Contributing Factors
The inputs being in-distribution of the LLM training data
LLMs are trained on large corpora of data, so they tend to condition the latent space based on the provided input. For example, when Min et al. explored ICL based on data not present in the LLMs' training corpus, performance dropped significantly. This reinforces the importance of using in-distribution inputs in demonstrations to achieve performance gains.
Label Space being Present
Min et al. trained both direct models and channel models. Direct models generate responses directly based on the input they receive, while channel models (also known as dialogue models or context models) consider the entire conversational history or context to generate responses (e.g., GPT-3.5 vs ChatGPT).
They found that removing the label space has a significant impact on the accuracy of direct models, which is expected, while channel models show little performance degradation without the label space.
Formatting of the Prompt
In the example headlines provided, the format is {headline} - {sentiment}. Min et al. found that while the accuracy of the input-label mapping may not matter, the format is crucial. Removing this format significantly drops ICL accuracy.

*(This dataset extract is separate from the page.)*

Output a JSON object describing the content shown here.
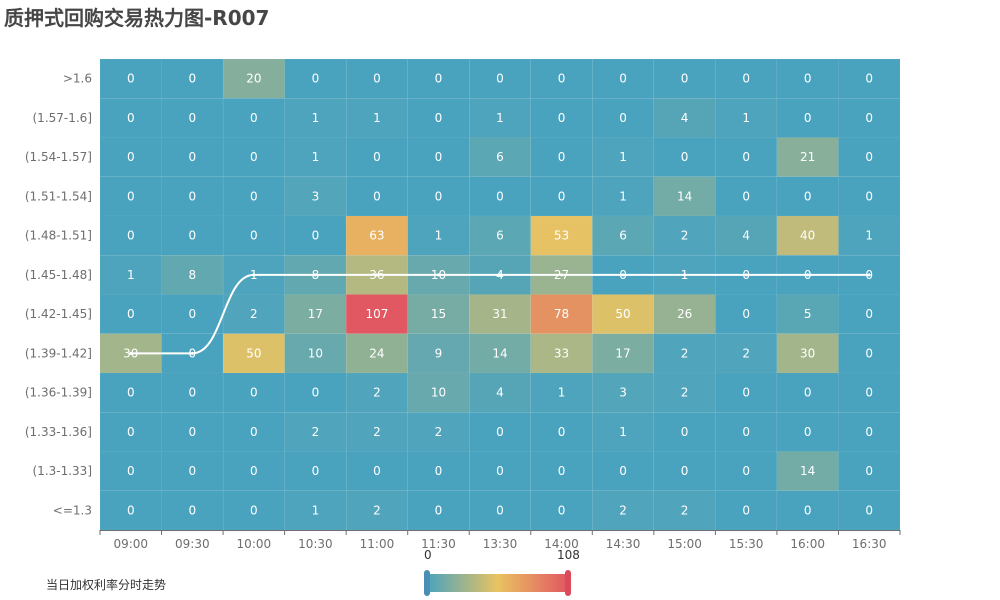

Meta Training with ICL Objective
Meta-training with an in-context learning objective involves exposing the model to a diverse range of language-related tasks, such as text classification, sentiment analysis, or named entity recognition. The model learns to extract generalizable patterns and knowledge from these tasks, enabling it to perform well on new, unseen tasks in language processing.
The in-context learning objective is incorporated into the training process by providing contextual cues or prompts that guide the model’s learning. During training, the model is exposed to a sequence of tasks, each including a context and a target. The model is trained to predict the target given the context, with the objective of minimizing the prediction error. Through repeated training on such tasks, the model learns to extract relevant information from the context and make accurate predictions, which can then be transferred to new, similar tasks.
Min et al. found that LLMs trained specifically with this objective can be thought of as instruction-following LLMs, where the template matters more than the accuracy of the mappings. In this setting, either the label set or the input set can be fed independently, and accuracy can still be preserved. So, a random context with a correct label or a correct context with a random label will produce an accurate output as long as the template is preserved. This means that performing inference on models trained with this objective exploits the template/format rather than the context itself.
Conclusion
ICL leverages the existing capabilities of LLMs without fundamentally changing the underlying model architecture. It allows the model to focus on the specific task at hand, enhancing performance. Moreover, it highlights the potential of utilizing the latent knowledge and patterns within large language models. The key factors in ICL are choosing the right input-label mapping, distribution of inputs, label space, and format of the input.
References
Min, Sewon, et al. “Rethinking the Role of Demonstrations: What Makes In-Context Learning Work?.” arXiv preprint arXiv:2202.12837 (2022).
Yasaman Razeghi, Robert L Logan IV, Matt Gardner, and Sameer Singh. “Impact of pretraining term frequencies on few-shot reasoning.” arXiv preprint arXiv:2202.07206 (2022).